23. A method of identifying a pharmaceutical product as an agent for treating an inflammatory condition, comprising:

a) obtaining a compound that reduces expression of an epithelium channel and/or inhibits transport of sodium ion through said channel;

b) administering said compound to a test subject who has an inflammatory condition; and then

c) determining whether the compound reduces inflammation in the subject.
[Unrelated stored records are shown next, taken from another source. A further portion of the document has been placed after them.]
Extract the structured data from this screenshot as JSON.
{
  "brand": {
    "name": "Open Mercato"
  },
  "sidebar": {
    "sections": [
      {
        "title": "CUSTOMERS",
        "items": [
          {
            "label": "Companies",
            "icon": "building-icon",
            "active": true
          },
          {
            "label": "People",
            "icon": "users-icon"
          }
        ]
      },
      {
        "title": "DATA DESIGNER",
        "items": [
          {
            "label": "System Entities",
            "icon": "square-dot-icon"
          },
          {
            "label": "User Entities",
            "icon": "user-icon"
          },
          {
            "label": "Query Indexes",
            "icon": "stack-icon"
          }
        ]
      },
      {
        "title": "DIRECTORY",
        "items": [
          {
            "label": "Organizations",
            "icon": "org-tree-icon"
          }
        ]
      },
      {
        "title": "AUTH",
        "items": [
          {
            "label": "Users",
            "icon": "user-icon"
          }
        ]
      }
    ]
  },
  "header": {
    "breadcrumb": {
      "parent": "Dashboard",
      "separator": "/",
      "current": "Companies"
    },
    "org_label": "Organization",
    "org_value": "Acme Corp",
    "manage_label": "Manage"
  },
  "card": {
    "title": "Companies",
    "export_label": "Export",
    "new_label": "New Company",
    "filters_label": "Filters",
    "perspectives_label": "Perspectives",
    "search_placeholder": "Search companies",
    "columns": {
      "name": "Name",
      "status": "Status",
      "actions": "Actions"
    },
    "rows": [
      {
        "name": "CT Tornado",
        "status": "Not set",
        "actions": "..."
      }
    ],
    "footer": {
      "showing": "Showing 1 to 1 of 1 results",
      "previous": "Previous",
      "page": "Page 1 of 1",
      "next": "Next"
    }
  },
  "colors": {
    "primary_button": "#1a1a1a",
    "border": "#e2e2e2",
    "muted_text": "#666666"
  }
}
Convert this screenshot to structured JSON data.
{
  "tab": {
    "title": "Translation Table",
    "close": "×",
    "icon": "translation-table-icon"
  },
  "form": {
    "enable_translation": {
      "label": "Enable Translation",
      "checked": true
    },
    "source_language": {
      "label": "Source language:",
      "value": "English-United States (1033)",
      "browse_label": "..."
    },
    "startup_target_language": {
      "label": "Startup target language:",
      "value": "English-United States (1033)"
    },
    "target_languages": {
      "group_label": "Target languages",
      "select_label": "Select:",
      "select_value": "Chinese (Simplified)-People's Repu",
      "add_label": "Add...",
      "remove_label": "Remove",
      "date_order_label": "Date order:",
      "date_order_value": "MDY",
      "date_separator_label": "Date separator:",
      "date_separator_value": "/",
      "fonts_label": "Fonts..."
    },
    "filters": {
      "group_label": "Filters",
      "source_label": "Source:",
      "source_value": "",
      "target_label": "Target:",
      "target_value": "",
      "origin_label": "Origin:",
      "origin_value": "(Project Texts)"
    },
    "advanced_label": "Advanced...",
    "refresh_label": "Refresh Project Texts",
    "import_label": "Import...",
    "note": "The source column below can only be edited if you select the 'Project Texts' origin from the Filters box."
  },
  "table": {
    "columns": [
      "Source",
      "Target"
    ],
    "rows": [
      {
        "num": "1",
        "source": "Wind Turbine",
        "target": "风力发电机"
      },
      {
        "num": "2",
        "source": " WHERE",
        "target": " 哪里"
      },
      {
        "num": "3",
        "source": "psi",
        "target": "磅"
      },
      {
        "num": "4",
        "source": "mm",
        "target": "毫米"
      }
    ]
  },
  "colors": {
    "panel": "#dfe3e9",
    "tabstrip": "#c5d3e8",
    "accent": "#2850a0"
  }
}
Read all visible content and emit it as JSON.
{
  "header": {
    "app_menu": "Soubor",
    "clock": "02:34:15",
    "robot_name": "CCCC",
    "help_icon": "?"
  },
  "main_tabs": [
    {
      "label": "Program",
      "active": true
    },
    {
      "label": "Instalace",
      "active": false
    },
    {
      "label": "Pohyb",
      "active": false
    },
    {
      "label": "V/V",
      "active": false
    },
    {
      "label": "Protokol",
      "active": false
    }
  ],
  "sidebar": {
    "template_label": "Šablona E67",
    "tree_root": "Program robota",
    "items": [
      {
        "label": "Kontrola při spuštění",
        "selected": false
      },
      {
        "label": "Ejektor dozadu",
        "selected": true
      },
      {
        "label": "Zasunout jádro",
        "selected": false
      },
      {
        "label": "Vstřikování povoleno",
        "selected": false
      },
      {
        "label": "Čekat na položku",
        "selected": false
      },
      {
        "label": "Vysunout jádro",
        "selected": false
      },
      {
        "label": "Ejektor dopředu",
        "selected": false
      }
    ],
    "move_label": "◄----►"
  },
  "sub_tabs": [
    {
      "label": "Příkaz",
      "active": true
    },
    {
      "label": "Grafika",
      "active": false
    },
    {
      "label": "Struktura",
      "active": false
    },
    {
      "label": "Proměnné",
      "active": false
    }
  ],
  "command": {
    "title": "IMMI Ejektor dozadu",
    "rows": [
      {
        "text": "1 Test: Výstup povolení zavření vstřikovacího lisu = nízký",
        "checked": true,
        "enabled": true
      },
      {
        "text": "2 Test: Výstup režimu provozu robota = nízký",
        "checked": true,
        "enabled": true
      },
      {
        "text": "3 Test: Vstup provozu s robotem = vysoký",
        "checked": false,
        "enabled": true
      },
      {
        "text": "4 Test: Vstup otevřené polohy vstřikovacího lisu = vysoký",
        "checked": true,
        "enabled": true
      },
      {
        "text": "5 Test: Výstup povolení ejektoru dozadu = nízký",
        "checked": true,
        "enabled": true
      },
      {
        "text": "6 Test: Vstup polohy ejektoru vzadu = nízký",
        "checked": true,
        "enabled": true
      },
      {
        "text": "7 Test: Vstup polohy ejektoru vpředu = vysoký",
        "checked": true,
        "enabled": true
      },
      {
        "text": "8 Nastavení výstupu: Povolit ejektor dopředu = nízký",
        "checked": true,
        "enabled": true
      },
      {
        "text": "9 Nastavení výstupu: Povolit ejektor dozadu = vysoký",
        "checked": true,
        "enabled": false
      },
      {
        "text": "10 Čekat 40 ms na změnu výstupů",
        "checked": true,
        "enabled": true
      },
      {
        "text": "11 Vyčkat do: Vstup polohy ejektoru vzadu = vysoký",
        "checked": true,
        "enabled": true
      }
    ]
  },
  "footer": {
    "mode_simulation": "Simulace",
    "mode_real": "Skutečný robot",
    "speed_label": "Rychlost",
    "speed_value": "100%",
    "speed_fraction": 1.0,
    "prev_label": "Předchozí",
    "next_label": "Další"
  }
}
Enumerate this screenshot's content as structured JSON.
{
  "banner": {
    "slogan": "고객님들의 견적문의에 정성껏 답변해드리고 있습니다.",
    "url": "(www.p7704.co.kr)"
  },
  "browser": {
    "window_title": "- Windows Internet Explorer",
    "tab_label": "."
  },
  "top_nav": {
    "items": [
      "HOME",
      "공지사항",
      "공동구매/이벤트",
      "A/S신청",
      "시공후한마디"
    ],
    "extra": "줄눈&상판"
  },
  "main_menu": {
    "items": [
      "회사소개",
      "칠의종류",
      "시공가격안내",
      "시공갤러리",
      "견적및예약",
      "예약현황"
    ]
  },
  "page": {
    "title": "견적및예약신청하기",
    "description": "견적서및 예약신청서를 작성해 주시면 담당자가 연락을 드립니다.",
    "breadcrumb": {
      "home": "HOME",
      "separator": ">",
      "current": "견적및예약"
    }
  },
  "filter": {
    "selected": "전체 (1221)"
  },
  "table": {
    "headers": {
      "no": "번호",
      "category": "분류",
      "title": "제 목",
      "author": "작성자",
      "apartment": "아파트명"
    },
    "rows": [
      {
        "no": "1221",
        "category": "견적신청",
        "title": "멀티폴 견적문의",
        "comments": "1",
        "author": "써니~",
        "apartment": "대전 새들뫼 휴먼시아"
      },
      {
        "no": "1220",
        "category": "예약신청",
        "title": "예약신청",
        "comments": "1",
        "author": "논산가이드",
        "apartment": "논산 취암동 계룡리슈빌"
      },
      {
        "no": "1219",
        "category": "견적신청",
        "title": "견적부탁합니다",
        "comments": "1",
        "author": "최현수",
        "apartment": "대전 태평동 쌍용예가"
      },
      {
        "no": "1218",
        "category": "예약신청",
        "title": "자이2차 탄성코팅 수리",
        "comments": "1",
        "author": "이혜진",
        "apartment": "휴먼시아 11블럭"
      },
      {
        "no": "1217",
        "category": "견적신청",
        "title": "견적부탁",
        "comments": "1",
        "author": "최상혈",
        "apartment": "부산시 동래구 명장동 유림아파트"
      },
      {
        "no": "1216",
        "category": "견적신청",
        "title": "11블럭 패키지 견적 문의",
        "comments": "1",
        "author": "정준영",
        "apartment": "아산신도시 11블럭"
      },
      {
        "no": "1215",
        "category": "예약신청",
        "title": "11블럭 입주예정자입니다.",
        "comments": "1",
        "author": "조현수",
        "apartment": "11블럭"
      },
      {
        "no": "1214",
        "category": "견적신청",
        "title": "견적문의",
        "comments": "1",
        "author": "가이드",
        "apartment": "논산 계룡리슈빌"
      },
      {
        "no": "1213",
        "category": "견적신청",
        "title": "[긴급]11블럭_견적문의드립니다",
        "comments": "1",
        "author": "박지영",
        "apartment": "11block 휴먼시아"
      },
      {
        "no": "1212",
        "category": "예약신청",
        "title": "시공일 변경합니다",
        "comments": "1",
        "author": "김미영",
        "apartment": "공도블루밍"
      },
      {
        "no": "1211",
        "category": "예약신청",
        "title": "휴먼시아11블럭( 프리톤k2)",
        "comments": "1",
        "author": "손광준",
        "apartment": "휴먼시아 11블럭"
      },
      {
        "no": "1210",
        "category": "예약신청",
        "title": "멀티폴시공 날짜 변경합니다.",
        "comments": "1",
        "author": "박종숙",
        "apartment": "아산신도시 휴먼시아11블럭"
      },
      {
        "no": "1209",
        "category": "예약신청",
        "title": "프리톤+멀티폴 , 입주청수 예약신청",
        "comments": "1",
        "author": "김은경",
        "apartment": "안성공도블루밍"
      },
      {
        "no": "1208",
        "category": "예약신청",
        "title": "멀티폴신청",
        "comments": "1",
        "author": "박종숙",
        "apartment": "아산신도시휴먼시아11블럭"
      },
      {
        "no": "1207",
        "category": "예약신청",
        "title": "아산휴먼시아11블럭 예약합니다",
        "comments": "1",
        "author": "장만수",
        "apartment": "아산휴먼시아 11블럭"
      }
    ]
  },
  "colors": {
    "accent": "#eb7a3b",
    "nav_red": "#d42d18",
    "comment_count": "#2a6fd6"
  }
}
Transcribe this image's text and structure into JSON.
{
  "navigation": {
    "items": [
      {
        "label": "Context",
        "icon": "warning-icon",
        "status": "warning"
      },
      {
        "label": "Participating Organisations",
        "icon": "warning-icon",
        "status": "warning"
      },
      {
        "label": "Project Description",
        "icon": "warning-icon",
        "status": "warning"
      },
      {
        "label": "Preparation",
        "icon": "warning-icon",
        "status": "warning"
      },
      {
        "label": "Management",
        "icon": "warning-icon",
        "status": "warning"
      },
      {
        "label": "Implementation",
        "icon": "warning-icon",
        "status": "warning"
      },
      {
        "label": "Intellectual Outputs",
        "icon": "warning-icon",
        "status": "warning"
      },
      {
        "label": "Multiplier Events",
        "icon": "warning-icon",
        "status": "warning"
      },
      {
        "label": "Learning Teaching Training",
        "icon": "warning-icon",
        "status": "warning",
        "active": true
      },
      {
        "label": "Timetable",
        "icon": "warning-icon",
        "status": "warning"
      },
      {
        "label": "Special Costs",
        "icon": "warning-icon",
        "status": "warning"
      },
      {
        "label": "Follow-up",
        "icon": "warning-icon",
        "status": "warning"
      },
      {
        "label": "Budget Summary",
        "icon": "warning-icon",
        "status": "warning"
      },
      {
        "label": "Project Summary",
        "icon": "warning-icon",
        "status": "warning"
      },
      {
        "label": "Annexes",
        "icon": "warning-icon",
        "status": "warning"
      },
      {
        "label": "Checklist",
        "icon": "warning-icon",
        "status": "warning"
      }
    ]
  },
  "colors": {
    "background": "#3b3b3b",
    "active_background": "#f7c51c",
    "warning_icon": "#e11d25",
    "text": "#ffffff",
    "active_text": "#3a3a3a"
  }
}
24. A method for producing a product for treating an inflammatory condition, comprising obtaining a compound that was identified according to the method of claim 23, and then formulating an effective amount of the compound with a pharmaceutically compatible excipient for administration to the uterus of a human subject.

25. A pharmaceutical composition formulated and labeled for use in treating an inflammatory condition in a human subject, comprising an effective amount of a compound that inhibits an epithelium sodium channel.

26. The pharmaceutical composition of claim 25, wherein the compound is a small molecule drug selected from amiloride, Ac-LHPHLQRL-amide, and an epoxyeicosatrienoic acid (EET).

27. The pharmaceutical composition of claim 25, wherein the compound is an antisense RNA, interfering RNA, or siRNA that inhibits expression of said epithelium sodium channel.

28. The pharmaceutical composition of claim 25, wherein the compound is an antibody that specifically binds and thereby blocks said epithelium sodium channel.